Generalizing Teacher Networks for Effective Knowledge Distillation Across Student Architectures
Kuluhan Binici, Weiming Wu, Tulika Mitra
TL;DR
This work tackles the knowledge distillation capacity-gap between teacher and student networks by introducing Generic Teacher Networks (GTN), a one-off training procedure that yields a KD-aware generic teacher usable across a finite pool of student architectures. GTN grounds the teacher in the capacities of multiple reference students sampled from a weight-sharing supernet, using path sampling and a trainable distribution to expose the teacher to diverse student configurations without retraining for each pair. The method combines a conditioning loss and a dedicated architecture loss to regularize the teacher toward the combined capabilities of the student pool, followed by a standard KD phase to transfer knowledge to any target student.
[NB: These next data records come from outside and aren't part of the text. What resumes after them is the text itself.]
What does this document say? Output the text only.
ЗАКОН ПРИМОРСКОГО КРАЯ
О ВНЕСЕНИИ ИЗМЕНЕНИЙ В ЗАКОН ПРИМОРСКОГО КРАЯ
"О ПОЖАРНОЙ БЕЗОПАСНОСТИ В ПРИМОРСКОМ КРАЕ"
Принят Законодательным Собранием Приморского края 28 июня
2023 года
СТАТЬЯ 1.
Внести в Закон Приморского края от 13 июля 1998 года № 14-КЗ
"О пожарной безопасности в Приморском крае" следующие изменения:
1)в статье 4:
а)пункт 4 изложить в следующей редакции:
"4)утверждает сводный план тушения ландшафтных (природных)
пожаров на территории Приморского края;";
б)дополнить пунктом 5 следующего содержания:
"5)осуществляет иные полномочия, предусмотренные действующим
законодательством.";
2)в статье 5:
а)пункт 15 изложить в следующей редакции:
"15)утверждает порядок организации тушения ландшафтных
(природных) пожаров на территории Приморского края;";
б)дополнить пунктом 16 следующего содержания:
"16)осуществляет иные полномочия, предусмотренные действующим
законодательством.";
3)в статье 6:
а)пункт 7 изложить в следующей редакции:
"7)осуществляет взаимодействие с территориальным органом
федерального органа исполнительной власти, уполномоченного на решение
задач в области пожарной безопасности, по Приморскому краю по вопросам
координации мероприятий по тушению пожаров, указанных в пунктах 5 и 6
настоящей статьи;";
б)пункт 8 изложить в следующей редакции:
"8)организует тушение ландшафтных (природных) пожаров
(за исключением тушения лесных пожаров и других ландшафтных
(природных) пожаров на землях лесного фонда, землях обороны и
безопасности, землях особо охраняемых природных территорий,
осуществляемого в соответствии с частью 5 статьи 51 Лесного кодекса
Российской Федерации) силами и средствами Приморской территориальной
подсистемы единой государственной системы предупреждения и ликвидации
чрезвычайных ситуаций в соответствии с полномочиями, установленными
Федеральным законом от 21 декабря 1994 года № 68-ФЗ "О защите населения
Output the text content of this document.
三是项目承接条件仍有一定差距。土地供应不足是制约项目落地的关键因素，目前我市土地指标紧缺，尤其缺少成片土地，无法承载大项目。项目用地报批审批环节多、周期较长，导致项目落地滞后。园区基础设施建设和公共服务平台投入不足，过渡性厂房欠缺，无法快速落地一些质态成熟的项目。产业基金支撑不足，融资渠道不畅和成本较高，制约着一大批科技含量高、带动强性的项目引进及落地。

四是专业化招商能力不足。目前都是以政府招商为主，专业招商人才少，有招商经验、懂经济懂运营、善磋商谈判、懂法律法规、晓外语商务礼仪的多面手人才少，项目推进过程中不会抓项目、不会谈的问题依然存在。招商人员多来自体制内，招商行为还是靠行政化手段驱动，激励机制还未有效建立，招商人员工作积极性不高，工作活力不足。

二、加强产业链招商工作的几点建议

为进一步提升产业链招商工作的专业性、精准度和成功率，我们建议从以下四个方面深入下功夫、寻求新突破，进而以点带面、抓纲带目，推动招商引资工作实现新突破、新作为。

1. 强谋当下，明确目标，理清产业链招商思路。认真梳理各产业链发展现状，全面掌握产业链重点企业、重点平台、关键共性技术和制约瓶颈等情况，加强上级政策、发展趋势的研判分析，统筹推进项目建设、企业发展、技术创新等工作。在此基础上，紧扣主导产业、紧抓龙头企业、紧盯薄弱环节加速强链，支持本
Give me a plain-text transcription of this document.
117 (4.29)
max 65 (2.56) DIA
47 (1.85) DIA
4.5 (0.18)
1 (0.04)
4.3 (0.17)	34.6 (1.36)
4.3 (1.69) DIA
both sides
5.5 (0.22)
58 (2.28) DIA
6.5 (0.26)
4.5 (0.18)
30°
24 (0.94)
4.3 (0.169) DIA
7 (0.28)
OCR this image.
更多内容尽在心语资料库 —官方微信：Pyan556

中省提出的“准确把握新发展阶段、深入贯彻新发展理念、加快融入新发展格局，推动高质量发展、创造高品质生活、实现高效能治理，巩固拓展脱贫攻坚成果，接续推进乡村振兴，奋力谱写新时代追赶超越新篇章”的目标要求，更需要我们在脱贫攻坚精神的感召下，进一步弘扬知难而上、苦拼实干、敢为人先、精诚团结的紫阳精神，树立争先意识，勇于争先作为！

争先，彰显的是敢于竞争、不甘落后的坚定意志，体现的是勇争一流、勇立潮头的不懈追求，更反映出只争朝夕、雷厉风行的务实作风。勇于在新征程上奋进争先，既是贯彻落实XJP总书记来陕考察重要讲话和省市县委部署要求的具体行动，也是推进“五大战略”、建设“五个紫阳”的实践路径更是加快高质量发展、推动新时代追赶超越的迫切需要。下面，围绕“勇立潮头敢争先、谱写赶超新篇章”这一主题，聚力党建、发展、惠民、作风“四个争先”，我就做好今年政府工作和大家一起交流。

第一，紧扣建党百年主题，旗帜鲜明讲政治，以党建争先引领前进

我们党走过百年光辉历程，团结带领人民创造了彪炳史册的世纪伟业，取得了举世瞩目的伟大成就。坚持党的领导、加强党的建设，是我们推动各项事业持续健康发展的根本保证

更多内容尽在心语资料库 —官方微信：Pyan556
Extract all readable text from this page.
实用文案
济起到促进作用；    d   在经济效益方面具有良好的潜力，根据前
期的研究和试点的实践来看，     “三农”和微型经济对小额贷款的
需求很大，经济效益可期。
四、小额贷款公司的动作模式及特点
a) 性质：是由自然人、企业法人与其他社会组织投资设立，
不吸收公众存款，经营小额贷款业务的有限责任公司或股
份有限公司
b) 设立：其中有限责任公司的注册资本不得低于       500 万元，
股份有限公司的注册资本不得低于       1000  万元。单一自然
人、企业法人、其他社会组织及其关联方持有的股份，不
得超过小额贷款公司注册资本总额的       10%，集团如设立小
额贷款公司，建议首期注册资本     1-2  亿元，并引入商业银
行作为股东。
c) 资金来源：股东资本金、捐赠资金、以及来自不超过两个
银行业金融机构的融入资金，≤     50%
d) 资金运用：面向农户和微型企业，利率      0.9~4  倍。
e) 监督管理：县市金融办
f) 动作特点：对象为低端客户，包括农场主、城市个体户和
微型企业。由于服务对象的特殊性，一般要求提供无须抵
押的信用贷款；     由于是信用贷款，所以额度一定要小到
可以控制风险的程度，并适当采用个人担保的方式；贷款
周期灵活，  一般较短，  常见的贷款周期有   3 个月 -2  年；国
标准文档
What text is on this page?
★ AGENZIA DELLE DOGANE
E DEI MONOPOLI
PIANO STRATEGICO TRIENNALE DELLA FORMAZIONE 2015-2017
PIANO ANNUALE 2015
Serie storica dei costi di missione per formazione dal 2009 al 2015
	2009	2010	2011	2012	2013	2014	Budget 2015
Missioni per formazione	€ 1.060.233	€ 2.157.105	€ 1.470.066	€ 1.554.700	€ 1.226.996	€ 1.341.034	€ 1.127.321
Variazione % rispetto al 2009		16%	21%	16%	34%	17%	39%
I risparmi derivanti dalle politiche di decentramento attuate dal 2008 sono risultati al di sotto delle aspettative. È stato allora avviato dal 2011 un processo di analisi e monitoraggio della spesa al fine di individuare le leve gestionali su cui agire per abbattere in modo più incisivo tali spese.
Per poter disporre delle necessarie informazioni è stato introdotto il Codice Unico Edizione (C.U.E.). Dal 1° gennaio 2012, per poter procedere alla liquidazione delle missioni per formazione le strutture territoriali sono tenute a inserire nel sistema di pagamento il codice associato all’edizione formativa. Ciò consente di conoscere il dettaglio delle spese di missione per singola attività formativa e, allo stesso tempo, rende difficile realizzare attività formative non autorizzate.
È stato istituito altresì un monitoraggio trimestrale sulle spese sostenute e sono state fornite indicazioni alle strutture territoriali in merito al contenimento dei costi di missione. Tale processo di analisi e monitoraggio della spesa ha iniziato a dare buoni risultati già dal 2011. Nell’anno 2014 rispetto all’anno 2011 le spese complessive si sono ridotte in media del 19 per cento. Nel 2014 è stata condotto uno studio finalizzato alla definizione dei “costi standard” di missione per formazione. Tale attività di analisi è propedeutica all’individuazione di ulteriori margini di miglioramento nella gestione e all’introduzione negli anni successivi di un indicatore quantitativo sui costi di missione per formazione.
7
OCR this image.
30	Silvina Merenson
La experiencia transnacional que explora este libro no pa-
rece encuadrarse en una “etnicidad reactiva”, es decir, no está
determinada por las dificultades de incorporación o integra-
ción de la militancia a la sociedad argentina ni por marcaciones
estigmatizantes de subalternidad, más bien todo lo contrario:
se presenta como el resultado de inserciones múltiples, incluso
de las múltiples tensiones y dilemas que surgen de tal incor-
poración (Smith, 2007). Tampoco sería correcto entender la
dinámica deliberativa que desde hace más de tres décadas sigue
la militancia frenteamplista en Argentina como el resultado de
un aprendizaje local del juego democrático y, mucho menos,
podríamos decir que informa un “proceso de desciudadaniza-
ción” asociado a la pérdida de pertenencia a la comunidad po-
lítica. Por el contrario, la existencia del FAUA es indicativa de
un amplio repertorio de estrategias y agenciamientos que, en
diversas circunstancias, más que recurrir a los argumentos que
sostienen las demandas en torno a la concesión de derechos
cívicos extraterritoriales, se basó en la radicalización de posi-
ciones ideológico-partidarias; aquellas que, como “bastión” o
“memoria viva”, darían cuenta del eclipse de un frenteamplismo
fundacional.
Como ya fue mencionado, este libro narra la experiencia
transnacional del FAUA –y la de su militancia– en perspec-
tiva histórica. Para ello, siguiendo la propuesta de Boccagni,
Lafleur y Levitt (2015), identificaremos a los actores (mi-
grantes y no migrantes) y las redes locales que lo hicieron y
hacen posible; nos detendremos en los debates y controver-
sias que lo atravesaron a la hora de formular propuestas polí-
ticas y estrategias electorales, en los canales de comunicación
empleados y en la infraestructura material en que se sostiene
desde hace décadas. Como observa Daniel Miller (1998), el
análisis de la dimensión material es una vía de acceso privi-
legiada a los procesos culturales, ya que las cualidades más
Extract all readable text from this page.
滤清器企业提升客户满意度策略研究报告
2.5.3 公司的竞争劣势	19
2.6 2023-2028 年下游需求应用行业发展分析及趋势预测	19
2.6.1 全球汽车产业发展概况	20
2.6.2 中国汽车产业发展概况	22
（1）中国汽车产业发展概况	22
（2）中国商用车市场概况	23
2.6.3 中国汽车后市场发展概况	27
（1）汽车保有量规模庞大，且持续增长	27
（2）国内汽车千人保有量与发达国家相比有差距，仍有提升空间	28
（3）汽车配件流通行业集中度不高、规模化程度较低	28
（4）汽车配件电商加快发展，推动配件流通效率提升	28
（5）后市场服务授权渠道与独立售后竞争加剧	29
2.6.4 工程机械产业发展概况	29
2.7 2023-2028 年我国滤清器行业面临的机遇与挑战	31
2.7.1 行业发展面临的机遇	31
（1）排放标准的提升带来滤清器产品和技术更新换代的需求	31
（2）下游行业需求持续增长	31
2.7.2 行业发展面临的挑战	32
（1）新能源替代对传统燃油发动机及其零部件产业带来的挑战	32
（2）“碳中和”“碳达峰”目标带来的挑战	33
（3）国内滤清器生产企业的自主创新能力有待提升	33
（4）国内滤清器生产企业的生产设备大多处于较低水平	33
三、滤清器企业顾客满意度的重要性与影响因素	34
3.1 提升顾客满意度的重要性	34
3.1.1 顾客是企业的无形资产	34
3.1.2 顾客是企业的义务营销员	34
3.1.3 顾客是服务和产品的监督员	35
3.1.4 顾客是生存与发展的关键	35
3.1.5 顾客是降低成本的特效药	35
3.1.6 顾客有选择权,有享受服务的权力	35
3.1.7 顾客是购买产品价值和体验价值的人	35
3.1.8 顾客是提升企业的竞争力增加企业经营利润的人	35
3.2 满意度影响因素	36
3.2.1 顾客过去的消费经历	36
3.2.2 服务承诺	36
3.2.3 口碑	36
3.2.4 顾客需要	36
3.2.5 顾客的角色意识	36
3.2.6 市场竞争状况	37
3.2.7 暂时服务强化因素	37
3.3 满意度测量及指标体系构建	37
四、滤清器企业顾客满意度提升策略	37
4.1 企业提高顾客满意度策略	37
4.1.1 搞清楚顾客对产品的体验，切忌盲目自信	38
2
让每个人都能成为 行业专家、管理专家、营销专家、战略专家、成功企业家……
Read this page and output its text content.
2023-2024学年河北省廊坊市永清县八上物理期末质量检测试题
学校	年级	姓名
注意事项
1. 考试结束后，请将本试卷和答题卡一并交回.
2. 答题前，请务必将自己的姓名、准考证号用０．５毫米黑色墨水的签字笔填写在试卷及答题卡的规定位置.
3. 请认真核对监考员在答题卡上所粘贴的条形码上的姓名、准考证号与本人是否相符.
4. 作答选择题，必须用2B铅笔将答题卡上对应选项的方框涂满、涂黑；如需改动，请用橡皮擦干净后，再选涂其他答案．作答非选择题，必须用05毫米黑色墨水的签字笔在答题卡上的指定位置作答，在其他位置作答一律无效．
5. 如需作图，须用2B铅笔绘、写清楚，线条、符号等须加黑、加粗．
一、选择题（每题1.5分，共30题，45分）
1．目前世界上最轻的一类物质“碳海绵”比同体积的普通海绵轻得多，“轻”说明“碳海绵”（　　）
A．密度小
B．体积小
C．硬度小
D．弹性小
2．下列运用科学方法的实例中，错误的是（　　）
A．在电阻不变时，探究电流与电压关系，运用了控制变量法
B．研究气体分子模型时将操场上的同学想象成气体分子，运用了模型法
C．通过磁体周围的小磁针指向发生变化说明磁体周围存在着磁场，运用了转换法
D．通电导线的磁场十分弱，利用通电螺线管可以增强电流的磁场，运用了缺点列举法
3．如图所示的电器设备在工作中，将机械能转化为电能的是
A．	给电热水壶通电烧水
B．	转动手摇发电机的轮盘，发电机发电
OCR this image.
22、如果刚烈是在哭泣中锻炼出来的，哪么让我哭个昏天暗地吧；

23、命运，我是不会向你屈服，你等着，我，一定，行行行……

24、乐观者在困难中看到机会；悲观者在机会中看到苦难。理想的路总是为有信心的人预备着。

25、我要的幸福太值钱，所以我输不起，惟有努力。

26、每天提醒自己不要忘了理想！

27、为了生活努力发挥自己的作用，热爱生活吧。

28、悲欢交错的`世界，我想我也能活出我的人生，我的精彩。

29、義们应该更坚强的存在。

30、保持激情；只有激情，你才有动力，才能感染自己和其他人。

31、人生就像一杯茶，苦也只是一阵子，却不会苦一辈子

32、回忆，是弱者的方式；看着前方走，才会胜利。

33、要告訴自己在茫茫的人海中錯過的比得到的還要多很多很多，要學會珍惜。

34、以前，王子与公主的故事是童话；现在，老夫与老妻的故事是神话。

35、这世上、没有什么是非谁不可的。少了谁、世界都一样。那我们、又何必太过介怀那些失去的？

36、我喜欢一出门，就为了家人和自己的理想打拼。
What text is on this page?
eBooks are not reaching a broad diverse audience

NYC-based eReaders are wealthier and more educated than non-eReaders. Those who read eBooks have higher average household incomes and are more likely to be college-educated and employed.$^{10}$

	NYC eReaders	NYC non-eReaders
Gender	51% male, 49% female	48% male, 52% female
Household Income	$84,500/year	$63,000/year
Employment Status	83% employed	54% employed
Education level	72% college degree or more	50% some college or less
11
Empirical results on CIFAR-100 and ImageNet-200 show that GTN improves KD performance across random and NAS-derived students, with a constant overhead comparable to training a few specialized teachers, enabling scalable deployment across heterogeneous hardware platforms.
Abstract
Knowledge distillation (KD) is a model compression method that entails training a compact student model to emulate the performance of a more complex teacher model. However, the architectural capacity gap between the two models limits the effectiveness of knowledge transfer. Addressing this issue, previous works focused on customizing teacher-student pairs to improve compatibility, a computationally expensive process that needs to be repeated every time either model changes. Hence, these methods are impractical when a teacher model has to be compressed into different student models for deployment on multiple hardware devices with distinct resource constraints. In this work, we propose Generic Teacher Network (GTN), a one-off KD-aware training to create a generic teacher capable of effectively transferring knowledge to any student model sampled from a given finite pool of architectures. To this end, we represent the student pool as a weight-sharing supernet and condition our generic teacher to align with the capacities of various student architectures sampled from this supernet. Experimental evaluation shows that our method both improves overall KD effectiveness and amortizes the minimal additional training cost of the generic teacher across students in the pool.